While Reid feels blessed to be a New Zealander, she says her life in Aotearoa was starting to feel "ceilinged-in" before the move. Keen to explore the world, regaining some anonymity appealed, too.

"I wanted to live in a big city and go to like a dance [fitness] class where no one knows who I am."

Thanks to her British-born mother, Reid was able to get a UK passport to try out life in "this mystical place where I knew I was from but I never got to go".
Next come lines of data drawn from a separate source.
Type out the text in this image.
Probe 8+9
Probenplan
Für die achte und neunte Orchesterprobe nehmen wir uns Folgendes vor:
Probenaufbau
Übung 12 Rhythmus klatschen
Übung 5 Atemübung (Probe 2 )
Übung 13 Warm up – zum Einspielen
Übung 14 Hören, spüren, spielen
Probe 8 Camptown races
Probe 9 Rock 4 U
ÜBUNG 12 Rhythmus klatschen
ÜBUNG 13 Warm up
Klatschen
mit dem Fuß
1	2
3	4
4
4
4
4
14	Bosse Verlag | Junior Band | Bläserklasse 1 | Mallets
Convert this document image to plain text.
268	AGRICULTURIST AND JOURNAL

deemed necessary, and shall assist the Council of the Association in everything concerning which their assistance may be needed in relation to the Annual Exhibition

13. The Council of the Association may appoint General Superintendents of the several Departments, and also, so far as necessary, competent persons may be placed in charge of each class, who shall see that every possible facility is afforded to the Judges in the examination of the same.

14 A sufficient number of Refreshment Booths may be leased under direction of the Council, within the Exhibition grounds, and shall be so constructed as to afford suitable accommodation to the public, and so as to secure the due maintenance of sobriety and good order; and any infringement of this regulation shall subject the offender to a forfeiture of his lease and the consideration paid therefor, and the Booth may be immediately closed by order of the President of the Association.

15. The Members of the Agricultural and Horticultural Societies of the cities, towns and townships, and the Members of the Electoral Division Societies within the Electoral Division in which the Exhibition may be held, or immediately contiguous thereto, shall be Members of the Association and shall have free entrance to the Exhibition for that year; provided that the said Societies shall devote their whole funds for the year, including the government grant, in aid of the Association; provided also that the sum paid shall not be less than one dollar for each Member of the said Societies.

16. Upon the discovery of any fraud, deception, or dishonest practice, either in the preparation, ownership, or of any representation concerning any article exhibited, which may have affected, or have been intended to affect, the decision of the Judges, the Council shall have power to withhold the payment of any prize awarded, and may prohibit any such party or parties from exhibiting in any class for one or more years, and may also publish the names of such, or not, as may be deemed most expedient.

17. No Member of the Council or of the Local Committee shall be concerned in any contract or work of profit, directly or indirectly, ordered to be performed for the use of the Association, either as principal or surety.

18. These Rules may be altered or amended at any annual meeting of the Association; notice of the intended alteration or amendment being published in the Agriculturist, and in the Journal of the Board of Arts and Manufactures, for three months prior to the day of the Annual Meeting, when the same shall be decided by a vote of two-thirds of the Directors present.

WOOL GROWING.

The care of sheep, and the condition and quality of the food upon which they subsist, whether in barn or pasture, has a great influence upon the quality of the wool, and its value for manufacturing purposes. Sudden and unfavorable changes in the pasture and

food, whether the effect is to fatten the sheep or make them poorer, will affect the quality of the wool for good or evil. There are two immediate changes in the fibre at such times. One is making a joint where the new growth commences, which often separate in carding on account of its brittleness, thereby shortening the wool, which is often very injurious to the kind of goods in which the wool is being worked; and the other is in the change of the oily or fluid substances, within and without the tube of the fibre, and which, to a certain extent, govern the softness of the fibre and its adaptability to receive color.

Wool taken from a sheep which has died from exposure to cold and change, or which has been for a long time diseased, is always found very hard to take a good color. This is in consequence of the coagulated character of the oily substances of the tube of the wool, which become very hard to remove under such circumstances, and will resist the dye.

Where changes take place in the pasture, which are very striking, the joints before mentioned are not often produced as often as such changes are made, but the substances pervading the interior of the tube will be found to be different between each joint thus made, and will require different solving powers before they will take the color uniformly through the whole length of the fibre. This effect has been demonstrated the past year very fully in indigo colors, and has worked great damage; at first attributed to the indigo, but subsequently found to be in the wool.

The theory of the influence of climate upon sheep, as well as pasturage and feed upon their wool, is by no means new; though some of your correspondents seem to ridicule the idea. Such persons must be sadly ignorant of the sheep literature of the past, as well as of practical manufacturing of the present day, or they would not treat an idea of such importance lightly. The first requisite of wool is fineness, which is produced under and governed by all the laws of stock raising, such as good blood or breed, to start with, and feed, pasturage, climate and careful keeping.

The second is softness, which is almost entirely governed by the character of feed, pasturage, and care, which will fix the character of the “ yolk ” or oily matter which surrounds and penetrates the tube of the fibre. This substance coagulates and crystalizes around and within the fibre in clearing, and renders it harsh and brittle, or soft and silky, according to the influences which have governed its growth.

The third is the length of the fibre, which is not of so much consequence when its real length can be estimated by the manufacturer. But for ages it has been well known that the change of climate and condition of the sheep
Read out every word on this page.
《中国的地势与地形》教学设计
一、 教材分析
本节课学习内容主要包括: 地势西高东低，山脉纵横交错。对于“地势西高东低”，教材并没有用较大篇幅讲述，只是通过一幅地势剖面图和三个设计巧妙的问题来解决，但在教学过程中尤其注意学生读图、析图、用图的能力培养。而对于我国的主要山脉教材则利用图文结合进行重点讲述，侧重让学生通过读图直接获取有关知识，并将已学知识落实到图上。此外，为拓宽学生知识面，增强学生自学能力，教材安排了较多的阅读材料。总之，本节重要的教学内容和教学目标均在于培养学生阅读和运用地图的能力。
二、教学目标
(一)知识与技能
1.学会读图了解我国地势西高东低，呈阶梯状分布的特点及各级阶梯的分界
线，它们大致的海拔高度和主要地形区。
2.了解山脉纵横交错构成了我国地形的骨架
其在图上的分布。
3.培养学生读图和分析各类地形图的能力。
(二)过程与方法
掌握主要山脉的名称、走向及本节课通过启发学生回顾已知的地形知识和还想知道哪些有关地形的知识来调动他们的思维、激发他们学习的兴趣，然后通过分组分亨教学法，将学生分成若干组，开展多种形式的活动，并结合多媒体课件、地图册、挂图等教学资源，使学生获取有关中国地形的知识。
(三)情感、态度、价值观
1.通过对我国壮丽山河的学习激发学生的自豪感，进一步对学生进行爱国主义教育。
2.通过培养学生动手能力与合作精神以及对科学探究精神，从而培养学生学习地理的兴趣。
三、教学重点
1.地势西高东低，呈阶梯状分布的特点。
While she feels lucky to now be living with her family in Manchester, planning your family's international move in the wake of a pandemic while pregnant and parenting a toddler isn't something Reid recommends.

"Tangled up in pieces" is how she felt while trying to organise her family's exit from New Zealand, but outside fellow musician Dudley Benson's 40th birthday party, Sean 'SJD' Donnelly offered a fresh perspective.

"[Donnelly] said to me 'Going to the UK is going to be really good for your writing - to have some distance from the place that you grew up and place you know really intimately'."

The idea that moving far away from their home country can help people contextualise their own personal history was one Reid says she hadn't considered before her friend pointed it out.

"Distance is required, Distance is desired" she sings in the new song Even Now in homage to Donnelly's timely encouragement.

Reid says that before she was feeling "in a bit of a rut" with guitar-based songwriting before recording Enter Now Brightness in 2021.

The idea of laying her guitar down - "not forever but just for a while" - was the only one she gave producer Tom Healy before they began working on the album.

Over a series of short recording sessions between 2021 and 2023, Reid says Healy earned her "deep trust".

He also understood her inability to talk about creative work before it's completed - whether that's an album or its cover shoot.

"I don't know if it's a Kiwi thing or it's just the way I like to work but I almost can't imagine it until it's done ... I couldn't imagine it up until it was finished."